On Thursday, 19 May 2016 the Institute held a lunchtime round table discussion about the Institute’s Project TalentNZ – refreshing TalentNZ. The purpose of the meeting was to stress-test the TalentNZ approach and refine the TalentNZ ecosystem model since it was created in 2014.

The refresh of TalentNZ was not about repeating what has already been done; rather, it is forward looking and asks what is the right direction to take with the TalentNZ project. It is taking the work completed from 2011 to 2014 and bringing it into 2016.

The round table saw a compelling discussion and it generated a wide range of ideas and observations about how the talent space has changed since we first began the project in 2011. The group identified ways to strengthen the TalentNZ ecosystem and Menu of Initiatives and also discussed external influencers on the model. There were also key themes that developed out of the discussion; one that has really resonated with us is the idea that there are three types of talent; individual talents, team (or group) talents and community talents. When we think about talents we often focus on the individual talents that a person can offer and forget about team and community talents. But the later two are equally as important, they are a part of the ecosystem, and without them individual talents would be unable to flourish.

Talent circle

Our definition of talent was also stress-tested, and received very positive responses from the group. Talent is a combination of character, personality and practice (skills). Using this framework is a valuable tool during the Institute’s recruitment process and making decisions about who workshop participants and it has been successful every time.

The Institute has updated the Menu of Initiatives website to reflect the round-table discussions. The next step for the Institute will be redesigning and refreshing the Menu of Initiatives Infographic Poster to ensure it reflects the talent landscape of 2016. We will also publish a think piece that explores the themes from the round-table and describes the process of refreshing the TalentNZ project later this year.

We would like to extent a huge thank you to the following individuals for taking their time to help us stress-test TalentNZ: Richard Kirkland – RiskIQ, Hannah Steiner-Mitchell – past TalentNZ project manager, Fran Wilde – StrategyNZ MC 2011, Adelle Kenny – Grow Wellington, Wendy McGuinness – McGuinness Institute, Iain Fraser – Consultant (facilitator), Sally Hett – Head of Research at the McGuinness Institute, Patrick Nolan – Productivity Commission, Eleanor Laban – MBIE and John Trail – Magritek.

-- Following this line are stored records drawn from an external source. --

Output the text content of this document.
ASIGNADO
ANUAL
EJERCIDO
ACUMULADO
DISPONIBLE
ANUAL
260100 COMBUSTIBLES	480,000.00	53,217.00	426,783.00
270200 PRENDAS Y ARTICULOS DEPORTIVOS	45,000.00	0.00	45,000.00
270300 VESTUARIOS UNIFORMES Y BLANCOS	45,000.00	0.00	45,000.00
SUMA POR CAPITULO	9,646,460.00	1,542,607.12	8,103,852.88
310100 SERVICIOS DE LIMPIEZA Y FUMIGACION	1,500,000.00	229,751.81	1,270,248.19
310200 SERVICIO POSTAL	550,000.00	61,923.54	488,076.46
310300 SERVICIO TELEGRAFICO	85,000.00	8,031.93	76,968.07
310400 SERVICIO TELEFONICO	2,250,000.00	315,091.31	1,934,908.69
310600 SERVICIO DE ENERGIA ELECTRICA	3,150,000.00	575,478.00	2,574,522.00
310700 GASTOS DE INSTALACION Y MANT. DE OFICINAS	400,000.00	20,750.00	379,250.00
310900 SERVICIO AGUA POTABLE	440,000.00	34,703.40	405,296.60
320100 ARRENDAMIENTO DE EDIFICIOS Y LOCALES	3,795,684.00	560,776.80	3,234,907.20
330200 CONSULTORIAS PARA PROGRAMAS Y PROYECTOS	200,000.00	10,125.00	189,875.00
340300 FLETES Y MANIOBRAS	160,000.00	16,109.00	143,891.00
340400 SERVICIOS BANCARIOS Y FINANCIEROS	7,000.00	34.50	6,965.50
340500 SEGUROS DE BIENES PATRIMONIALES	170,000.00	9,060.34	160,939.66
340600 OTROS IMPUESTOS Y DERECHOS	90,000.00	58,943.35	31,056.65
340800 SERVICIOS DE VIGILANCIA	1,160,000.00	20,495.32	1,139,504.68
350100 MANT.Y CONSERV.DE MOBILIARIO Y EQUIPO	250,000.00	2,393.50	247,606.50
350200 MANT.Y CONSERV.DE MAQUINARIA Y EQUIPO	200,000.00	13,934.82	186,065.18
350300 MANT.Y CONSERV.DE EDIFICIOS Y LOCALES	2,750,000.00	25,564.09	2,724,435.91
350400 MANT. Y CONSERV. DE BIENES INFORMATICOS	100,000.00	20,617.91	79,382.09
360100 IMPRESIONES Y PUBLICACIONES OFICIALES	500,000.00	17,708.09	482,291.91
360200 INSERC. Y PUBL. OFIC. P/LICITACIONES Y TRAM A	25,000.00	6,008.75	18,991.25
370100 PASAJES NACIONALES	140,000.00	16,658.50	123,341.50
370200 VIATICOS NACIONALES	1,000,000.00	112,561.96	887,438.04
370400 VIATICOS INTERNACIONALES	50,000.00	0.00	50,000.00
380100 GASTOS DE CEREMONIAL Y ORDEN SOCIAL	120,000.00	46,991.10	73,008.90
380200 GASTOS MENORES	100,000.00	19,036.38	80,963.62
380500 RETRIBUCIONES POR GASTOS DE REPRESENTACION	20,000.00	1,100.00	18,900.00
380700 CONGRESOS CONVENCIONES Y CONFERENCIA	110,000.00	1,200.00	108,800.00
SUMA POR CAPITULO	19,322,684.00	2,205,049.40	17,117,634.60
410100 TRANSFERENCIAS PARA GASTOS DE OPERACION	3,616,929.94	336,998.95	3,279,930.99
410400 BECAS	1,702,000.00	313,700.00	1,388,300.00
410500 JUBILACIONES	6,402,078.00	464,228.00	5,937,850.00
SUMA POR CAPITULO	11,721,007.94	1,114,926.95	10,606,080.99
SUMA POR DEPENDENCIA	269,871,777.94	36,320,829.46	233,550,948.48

20160603 TalentNZ Stress test meeting

TalentNZ is designed to facilitate a structured discussion on how to make New Zealand’s talent-based economy flourish. It builds on Sir Paul Callaghan’s vision of making New Zealand ‘a place where talent wants to live’. Sir Paul outlined the reasons why his vision is important in a 20-minute video at the Institute’s StrategyNZ workshop (held at Te Papa in 2011). The focus of this project is on the ‘how’ – we test Sir Paul’s assumptions and explore ways New Zealanders might turn this vision into reality. TalentNZ is one sub-project of Project 2058, the Institute’s flagship project which looks at issues that are important for New Zealand’s long-term future.